I had one of our VPs stop by to chat with me today and he mentioned that a laptop that his division uses for presentations has been ‘messing up’ again. I say ‘again’ because a few months ago it would sporadically get caught in perpetual reboots (although I couldn’t reproduce it). That time I ended up running a chkdsk /R and giving it back; after it apparently did it again I ended up just wiping/reloading it – that was several months ago.

Sometimes Windows' error messages are like reading a different language

Sometimes Windows' error messages are like reading a different language

Back to the story …. So I get the laptop turn it on, and see that it spends about a minute at the Windows XP splash screen and then BSODs (too quick for me to see what it actually says). ‘Hmmm’ I say to myself – do I spend the time to actually try and figure out what is going on, or do I take 15 minutes to re-image the laptop. Seeing as how time is a precious commodity at work these days, I opted for the re-imaging approach (of course I confirmed that there was no data needed off of the drive).

So thanks to my handy-dandy Windows Deployment Services setup that I have, I am able to reload fully patched Windows XP SP3 images in minutes; did I mention that these images also include all of our standard corporate software (e.g. Cisco VPN client, Office, etc)?

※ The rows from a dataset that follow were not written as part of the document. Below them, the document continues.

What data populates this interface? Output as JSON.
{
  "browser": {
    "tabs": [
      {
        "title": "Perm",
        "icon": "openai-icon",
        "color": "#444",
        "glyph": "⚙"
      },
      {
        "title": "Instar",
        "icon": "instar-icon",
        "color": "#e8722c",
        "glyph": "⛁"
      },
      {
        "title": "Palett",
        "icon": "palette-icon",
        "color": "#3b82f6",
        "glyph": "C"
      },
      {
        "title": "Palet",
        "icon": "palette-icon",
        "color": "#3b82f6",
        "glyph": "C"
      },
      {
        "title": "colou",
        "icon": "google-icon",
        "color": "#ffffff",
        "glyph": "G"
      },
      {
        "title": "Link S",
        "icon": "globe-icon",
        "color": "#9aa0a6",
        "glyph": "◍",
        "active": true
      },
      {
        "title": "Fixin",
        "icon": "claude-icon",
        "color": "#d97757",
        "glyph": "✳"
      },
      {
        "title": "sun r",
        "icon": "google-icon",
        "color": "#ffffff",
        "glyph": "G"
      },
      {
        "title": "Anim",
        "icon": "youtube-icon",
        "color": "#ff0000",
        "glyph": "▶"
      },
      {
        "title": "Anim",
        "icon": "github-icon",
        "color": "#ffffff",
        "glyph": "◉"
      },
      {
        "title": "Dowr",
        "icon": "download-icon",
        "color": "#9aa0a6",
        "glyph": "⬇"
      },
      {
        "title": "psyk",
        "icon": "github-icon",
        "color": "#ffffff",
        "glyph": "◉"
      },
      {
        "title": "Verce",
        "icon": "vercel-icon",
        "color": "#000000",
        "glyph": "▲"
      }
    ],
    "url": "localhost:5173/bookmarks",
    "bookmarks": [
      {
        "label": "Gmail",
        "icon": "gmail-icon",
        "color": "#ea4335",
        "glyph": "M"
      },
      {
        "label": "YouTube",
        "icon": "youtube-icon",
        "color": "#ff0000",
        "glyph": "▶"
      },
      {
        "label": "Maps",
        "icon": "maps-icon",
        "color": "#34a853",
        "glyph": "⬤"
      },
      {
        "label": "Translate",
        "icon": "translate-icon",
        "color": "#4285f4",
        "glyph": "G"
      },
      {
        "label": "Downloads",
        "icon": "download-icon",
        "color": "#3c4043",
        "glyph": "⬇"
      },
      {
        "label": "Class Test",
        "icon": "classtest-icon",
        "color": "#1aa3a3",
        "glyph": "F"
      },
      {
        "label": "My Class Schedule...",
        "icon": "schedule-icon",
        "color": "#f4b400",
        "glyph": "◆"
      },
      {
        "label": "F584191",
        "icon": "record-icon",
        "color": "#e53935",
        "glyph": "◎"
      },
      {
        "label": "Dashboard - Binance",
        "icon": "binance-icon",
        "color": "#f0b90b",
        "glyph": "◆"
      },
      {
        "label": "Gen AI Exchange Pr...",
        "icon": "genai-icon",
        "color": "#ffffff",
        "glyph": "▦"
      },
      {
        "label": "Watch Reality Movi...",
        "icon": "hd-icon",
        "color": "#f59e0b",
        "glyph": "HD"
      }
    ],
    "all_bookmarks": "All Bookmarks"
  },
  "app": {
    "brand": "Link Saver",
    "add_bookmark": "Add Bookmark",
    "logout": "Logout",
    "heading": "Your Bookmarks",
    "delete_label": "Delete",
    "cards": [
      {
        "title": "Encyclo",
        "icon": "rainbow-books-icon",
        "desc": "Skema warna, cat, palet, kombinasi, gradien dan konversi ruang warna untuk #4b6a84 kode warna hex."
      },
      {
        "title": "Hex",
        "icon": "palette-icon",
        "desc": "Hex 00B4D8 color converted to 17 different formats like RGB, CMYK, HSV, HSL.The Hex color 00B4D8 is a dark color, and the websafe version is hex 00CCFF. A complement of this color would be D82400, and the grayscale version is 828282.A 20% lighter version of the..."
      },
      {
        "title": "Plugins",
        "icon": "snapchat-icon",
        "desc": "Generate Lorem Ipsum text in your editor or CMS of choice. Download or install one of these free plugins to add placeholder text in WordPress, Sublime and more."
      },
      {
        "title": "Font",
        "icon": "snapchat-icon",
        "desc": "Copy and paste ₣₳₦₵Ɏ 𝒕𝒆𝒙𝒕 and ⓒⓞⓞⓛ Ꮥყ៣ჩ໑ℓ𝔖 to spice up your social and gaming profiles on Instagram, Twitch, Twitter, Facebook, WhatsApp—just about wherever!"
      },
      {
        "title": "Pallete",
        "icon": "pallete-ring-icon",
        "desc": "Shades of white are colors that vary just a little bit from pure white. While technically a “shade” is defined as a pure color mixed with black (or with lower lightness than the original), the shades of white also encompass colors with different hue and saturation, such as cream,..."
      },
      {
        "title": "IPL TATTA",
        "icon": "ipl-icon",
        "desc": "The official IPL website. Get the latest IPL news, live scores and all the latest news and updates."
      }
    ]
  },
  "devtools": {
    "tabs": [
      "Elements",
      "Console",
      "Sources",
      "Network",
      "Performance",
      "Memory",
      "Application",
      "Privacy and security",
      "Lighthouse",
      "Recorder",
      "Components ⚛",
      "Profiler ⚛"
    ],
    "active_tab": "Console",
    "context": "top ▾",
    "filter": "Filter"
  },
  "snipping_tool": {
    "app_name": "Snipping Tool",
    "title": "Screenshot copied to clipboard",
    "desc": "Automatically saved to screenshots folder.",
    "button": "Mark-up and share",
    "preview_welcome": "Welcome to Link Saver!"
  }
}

So I start going along my merry way with a PXE boot and choose my images, watch them copy files/expand, and then *BAM* good old 0×80070070. My first thought was that maybe it was the wrong image file …. Although that shouldn’t matter at this stage. So I rebooted, tried another image file and the same thing … 0×80070070.

A quick Google brings up a lot of Vista install problems with this particular error message, but not a whole lot relating to Windows Deployment Services. Since WDS uses the same environment as Vista to deploy itself I figured that there was a good chance that there would be some overlap. So apparently 0×80070070 means low disk space – however the laptop I was trying to image had 18GB free …. Even though that should really matter as the partition should be formatted anyways.

The fix turned out to be delete the partitions (C: and D: ), create a new partition and voila – WDS imaging in all its goodness. I ended up just booting off a Windows XP disk, deleting/creating the partition and the rebooting.

So long story short, 0×80070070 may not be quite as it states but at least it seems to be in the general area.